Starting from May 2008, when the 40th anniversary of the first Tashkent jazz festival was fabulously marked on the stage of the Turkiston Palace, such festivals have become a tradition. The announcement of April 30 the International Day of Jazz by the United Nations and UNESCO was the occasion for the next concert.
The first International Day of Jazz was celebrated by Uzbek enthusiasts of the 'music of boundless creativity’ on the stage of the Great Hall of the State Conservatoire of Uzbekistan on May 6, the 44th anniversary of the first national festival. The participants and guests were welcomed by executive secretary of the national commission for UNESCO in Uzbekistan Alisher Ikramov, who read the message by the Director-General of UNESCO Irina Bokova. “Born in the United States, jazz belongs to the world. Rooted in African traditions, and based on European music, it has acquired new forms in cultures throughout the world. Jazz makes up the greatest diversity of the world, easily crossing borders and uniting peoples.”
The whole spectacular evening in the conservatoire was permeated with unifying principles, filled with the magic of jazz, ‘the sounds of a quickening heartbeat, bated breath, and a sudden smile’, as the critic John Fordham defined this music.
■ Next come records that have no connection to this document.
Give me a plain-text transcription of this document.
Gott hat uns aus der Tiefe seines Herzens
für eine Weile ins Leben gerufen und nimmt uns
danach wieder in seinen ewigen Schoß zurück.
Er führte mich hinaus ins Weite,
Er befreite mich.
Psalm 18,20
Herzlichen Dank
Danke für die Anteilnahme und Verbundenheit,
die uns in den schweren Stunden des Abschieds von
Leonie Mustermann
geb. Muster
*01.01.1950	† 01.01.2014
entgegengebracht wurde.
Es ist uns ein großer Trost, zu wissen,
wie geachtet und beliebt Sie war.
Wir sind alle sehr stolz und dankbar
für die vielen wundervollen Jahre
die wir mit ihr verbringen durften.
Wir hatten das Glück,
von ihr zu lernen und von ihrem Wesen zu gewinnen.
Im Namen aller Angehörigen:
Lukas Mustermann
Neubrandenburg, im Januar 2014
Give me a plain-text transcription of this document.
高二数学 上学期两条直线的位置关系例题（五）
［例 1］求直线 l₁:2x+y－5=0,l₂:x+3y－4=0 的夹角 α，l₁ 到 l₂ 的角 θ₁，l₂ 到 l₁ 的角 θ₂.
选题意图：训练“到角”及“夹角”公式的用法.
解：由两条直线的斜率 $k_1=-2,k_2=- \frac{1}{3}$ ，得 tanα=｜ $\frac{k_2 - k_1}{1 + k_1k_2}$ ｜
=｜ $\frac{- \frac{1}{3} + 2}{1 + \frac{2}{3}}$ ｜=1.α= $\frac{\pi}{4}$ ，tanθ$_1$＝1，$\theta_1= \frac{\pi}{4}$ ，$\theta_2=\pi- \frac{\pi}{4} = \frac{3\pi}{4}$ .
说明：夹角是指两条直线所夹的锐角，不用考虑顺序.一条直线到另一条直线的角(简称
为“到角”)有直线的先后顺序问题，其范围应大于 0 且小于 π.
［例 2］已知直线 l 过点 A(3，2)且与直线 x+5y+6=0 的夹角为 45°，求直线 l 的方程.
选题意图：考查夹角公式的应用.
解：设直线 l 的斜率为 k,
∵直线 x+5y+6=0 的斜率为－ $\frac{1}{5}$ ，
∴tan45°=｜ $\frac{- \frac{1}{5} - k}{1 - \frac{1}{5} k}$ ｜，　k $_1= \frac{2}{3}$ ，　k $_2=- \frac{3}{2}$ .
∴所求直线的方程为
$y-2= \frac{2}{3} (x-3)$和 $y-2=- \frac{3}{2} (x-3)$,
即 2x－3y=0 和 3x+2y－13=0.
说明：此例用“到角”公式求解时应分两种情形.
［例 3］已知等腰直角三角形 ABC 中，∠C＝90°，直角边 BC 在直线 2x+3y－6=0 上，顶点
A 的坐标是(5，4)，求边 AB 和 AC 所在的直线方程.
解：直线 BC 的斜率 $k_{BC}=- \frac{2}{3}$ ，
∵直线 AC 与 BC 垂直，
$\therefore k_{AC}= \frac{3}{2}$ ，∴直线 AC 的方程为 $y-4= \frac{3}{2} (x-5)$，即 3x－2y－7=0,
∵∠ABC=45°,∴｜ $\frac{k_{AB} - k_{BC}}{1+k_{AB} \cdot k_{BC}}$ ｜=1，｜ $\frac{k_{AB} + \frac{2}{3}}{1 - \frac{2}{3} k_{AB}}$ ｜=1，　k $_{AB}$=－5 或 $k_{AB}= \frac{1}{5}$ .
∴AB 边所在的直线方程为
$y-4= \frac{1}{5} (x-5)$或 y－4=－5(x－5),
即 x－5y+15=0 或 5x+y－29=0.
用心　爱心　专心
Uzbek jazz is unique in its style, which was once again demonstrated by the musicians, both veterans of the national jazz bands Reg-Time-Trio, Maxim.uz, Brothers Safarovs and Friends, Tashkent, Nuroniy, Caravan, the pianist Eduard Musaelyan, and his young followers, the young talents from the Children's Road to Jazz studio established by Vasiliy Uporov under Uspensky’s music school (the Republican Specialized Music Academic Lyceum), Gliere’s Music School, and an amazing 11-year-old singer Sabina, a granddaughter of Bulat Mustaev, whose saxophone can not be mixed up with any other ... The Bukhoro ensemble Silk Road with its ethnic tunes and a singer Verina Edwards, who performed the half-forgotten Qiz-bola brought a special flavor in the concert. It is impossible for forget the amazement of musicians of the Illinois jazz orchestra, who arrived in Tashkent in 1969 and were astounded by the jazz potential of the Uzbek national musical instruments and melodies!
In conclusion, let us again turn to the words of the Bulgarian Irina Bokova: "The International Day of Jazz will be marked by concerts throughout the world. Each of those concerts will bring the capacity of jazz to human dignity, respect and peace."